2.01.2011

Our Cabinet of Curiosities


I blog so often about cabinets of curiosity, it seems only fair to share my own...

Our petite cabinet of curiosities resides in the living room. The cabinet itself was a Craig's List find, purchased for $50 in Seattle, from a very kind woman helping her elderly friend downsize. I was so in love with the uncommon greige finish and elegant shape, I made Adam take an afternoon off to help me load it into a borrowed car, back down a perilous driveway, and inch it up our steep and narrow staircase. When we finally got it inside, I found a booklet full of neatly penned notes comparing bottles of scotch tucked into a drawer. Imagining that this might have been a little old lady's liquor cabinet still makes me giggle!


We've filled it with treasures, valuable for otherwise. Beautiful art books and vintage ephemera mingle  with found objects and natural oddities. Adam's collection of laboratory glassware stands next to 20 years worth of my beach-combing souvenirs. My alligator head grins from the second shelf, with a mouthful of foreign coins.
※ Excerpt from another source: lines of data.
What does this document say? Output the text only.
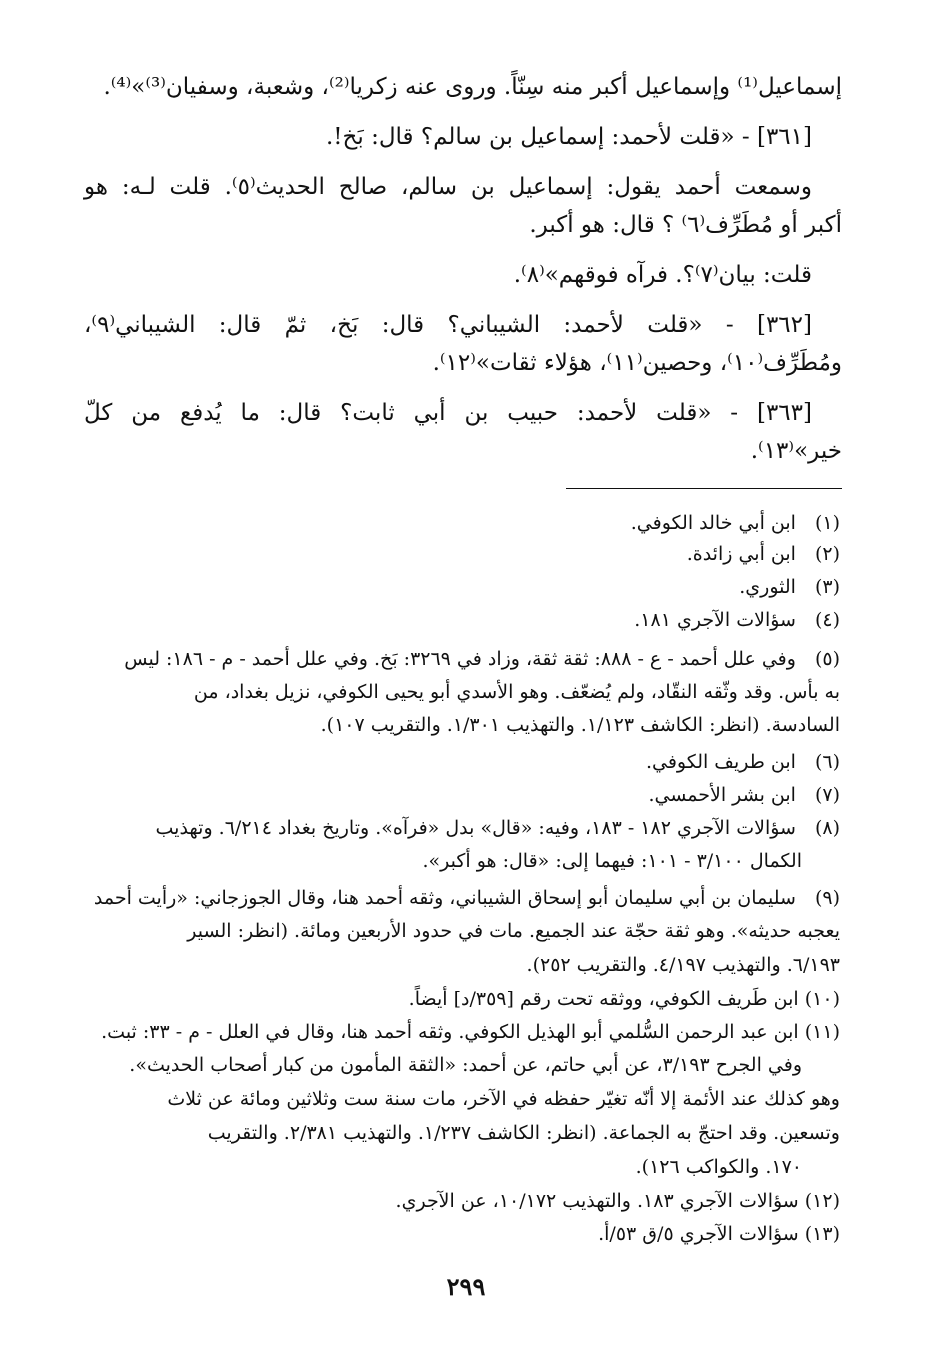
إسماعيل⁽¹⁾ وإسماعيل أكبر منه سِنّاً. وروى عنه زكريا⁽²⁾، وشعبة، وسفيان⁽³⁾»⁽⁴⁾.
[٣٦١] - «قلت لأحمد: إسماعيل بن سالم؟ قال: بَخ!.
وسمعت أحمد يقول: إسماعيل بن سالم، صالح الحديث⁽٥⁾. قلت لـه: هو
أكبر أو مُطَرِّف⁽٦⁾ ؟ قال: هو أكبر.
قلت: بيان⁽٧⁾؟. فرآه فوقهم»⁽٨⁾.
[٣٦٢] - «قلت لأحمد: الشيباني؟ قال: بَخ، ثمّ قال: الشيباني⁽٩⁾،
ومُطَرِّف⁽١٠⁾، وحصين⁽١١⁾، هؤلاء ثقات»⁽١٢⁾.
[٣٦٣] - «قلت لأحمد: حبيب بن أبي ثابت؟ قال: ما يُدفع من كلّ
خير»⁽١٣⁾.
(١) ابن أبي خالد الكوفي.
(٢) ابن أبي زائدة.
(٣) الثوري.
(٤) سؤالات الآجري ١٨١.
(٥) وفي علل أحمد - ع - ٨٨٨: ثقة ثقة، وزاد في ٣٢٦٩: بَخ. وفي علل أحمد - م - ١٨٦: ليس
به بأس. وقد وثّقه النقّاد، ولم يُضعّف. وهو الأسدي أبو يحيى الكوفي، نزيل بغداد، من
السادسة. (انظر: الكاشف ١/١٢٣. والتهذيب ١/٣٠١. والتقريب ١٠٧).
(٦) ابن طريف الكوفي.
(٧) ابن بشر الأحمسي.
(٨) سؤالات الآجري ١٨٢ - ١٨٣، وفيه: «قال» بدل «فرآه». وتاريخ بغداد ٦/٢١٤. وتهذيب
الكمال ٣/١٠٠ - ١٠١: فيهما إلى: «قال: هو أكبر».
(٩) سليمان بن أبي سليمان أبو إسحاق الشيباني، وثقه أحمد هنا، وقال الجوزجاني: «رأيت أحمد
يعجبه حديثه». وهو ثقة حجّة عند الجميع. مات في حدود الأربعين ومائة. (انظر: السير
٦/١٩٣. والتهذيب ٤/١٩٧. والتقريب ٢٥٢).
(١٠) ابن طَريف الكوفي، ووثقه تحت رقم [٣٥٩/د] أيضاً.
(١١) ابن عبد الرحمن السُّلمي أبو الهذيل الكوفي. وثقه أحمد هنا، وقال في العلل - م - ٣٣: ثبت.
وفي الجرح ٣/١٩٣، عن أبي حاتم، عن أحمد: «الثقة المأمون من كبار أصحاب الحديث».
وهو كذلك عند الأئمة إلا أنّه تغيّر حفظه في الآخر، مات سنة ست وثلاثين ومائة عن ثلاث
وتسعين. وقد احتجّ به الجماعة. (انظر: الكاشف ١/٢٣٧. والتهذيب ٢/٣٨١. والتقريب
١٧٠. والكواكب ١٢٦).
(١٢) سؤالات الآجري ١٨٣. والتهذيب ١٠/١٧٢، عن الآجري.
(١٣) سؤالات الآجري ٥/ق ٥٣/أ.
٢٩٩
The cabinet is home to items inherently beautiful and sentimental, like my Great-Grandmother's china teacup (or a vial of kitten teeth!)


I papered the back of the cabinet with pages from a tattered old Japanese & English dictionary: yet another layer of meaning for the curious observer.

How do you display your most prized belongings and mementos?


4 Have Spoken.:

Wonder said...

This is absolutely beautiful - what a brilliant idea for displaying things other than the usual on the coffee table or under the bed. :) And yay for Mark Helprin!

Karen said...

I love this. I have some old glass-front built in cabinets that house my favorite things. They were full of Christmas treasures until this weekend, and now have winter and vintage love things for Valentines, including love letters exchanged by my grandparents. I have an old wooden glass-front cabinet that I use as my liquor cabinet and bar but the back is just dark wood and I love the idea of lining it with something wonderful like you did. Did you glue them in, or decoupage or something else?

Elizabeth said...

Wonder... Thank you! Swan Lake still makes me weep, it's so perfectly tragic!

Karen... Love letters, how wonderful! My dictionary page backing was as simply and impermanently done as possible, since I know I'm fickle about these things. I just used little rolls of tape!

Jane Flanagan said...

Beautiful. I love this!

I usually rotate and sprinkle a few bits here and there. I like them to stand out individually. But I also like to keep things fresh, so I try to move them around and use them differently season to season.

But the effect of this layered look is quite magnificent!!